The US is guilty of “timidity and half-measures” in support of Ukraine, says Tom Cotton, who acquitted Donald Trump for withholding military aid to the same country in 2019. In fairness, the senator from Arkansas is no later to the cause of Ukrainian defence than his Republican colleagues. Most went along with the former president as he flattered Vladimir Putin and undermined Nato while in office. Most are now impeccable hawks on the issue.
The world should be thankful for this show of shamelessness. How a party arrives at the correct position matters less than the fact that it does. In fact, along with western unity and Germany’s commitment to militarise, the GOP’s hard line on Russia has been one of the revelations of the past month. Equivocators and Kremlin apologists in the wider conservative media do not speak for most frontline Republicans.
However pleasing, this moment will be worth little unless the party uses it as a cue for wider reform. It is important to be realistic here. The Ukraine crisis has not had a curative effect on the US right. Trump remains the clear favourite to win the Republican nomination for president in 2024. One of his longstanding conservative critics, Liz Cheney, is not just facing a primary challenger in her Congressional district. Lots of House Republicans, including minority leader Kevin McCarthy, are willing her to lose.
Trump endures, then. If nothing else, though, several features of Trumpism are weaker than they were a month ago. These include a might-is-right view of world affairs, an indifference to European allies and an indulgence of foreign autocrats as not just respectable but competent. Without citing him by name, even when pressed, Republicans have put distance between themselves and much of the Trump worldview. For a sense of the change in the atmosphere, see how the man himself is hardening his once-ambivalent line on Putin in rallies around the country. Always a taker not a maker of public opinion, he knows that Americans, including most registered Republicans, are with Ukraine.
If all that changes in US politics as a result of this war are some aspects of Republican foreign policy, that is of profound value to the world. The party’s other defects — the cult of Trump, the flirtation with domestic extremists — are beyond even the present European crisis to fix. It will take years of draining work by such brave Republican dissenters as Cheney and Senator Mitt Romney, an early Putin-sceptic who stands out as the most reputationally enhanced Republican of the past month.
In a sense, populism has turned out to be self-cancelling. One element of it, contempt for liberalism, brought the US right and Putin together over the past several years. But another, an egoist horror of ever taking a backward step in foreign policy, has also pushed them apart. Putin’s invasion was a challenge not just to a US-friendly country, but to the US-built world order. No self-respecting American nationalist, which is what much of the Republican party claims to be, could allow the act of impudence to pass.

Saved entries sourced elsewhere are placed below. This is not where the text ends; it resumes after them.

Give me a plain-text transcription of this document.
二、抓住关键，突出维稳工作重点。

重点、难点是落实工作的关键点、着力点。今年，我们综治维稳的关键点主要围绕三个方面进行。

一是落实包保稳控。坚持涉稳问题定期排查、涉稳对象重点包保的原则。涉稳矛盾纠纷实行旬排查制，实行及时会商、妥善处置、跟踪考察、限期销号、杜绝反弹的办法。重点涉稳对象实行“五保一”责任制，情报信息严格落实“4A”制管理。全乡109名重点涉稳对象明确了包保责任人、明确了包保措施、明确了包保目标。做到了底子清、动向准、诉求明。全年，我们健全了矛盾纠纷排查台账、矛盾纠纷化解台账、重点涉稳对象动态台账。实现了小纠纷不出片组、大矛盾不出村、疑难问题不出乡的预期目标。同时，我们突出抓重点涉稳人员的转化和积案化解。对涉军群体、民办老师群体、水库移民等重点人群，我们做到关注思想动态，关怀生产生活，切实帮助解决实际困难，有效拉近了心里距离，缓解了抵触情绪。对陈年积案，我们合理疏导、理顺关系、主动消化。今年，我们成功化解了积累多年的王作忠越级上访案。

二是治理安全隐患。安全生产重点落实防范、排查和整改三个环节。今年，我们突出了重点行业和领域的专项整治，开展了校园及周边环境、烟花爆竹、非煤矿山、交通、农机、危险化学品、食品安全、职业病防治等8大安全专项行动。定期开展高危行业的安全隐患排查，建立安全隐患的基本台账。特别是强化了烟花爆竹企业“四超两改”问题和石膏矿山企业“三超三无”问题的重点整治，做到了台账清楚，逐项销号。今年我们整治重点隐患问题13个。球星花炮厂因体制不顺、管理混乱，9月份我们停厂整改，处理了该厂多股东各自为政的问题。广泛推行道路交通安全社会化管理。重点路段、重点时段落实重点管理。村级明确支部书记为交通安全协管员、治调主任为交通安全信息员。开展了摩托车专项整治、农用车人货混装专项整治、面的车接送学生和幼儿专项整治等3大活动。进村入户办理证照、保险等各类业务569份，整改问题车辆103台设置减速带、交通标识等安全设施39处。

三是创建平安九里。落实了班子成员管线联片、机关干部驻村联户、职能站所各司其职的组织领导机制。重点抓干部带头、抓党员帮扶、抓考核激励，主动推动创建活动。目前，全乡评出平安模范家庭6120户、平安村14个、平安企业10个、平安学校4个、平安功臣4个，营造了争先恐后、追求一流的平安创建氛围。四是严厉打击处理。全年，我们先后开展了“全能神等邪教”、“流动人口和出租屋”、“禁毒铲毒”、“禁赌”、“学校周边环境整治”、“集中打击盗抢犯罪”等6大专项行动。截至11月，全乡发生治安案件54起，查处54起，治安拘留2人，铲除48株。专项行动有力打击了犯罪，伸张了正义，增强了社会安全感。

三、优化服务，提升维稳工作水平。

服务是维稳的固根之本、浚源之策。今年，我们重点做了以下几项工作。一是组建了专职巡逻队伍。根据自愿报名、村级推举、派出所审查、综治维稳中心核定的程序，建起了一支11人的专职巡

With luck, the GOP that emerges from the present crisis will continue to see the defence of that order as a matter of national pride, not a “globalist” or “elite” fancy. As much as this change of mentality carries its own risks — Trump has gone from equivocal on Russia to ultra-bellicose — it is better than the relativism and America First of recent years. The spectacle of Republicans deriding President Joe Biden for his “half-measures” against Putin is difficult to stomach. It is also a welcome surprise.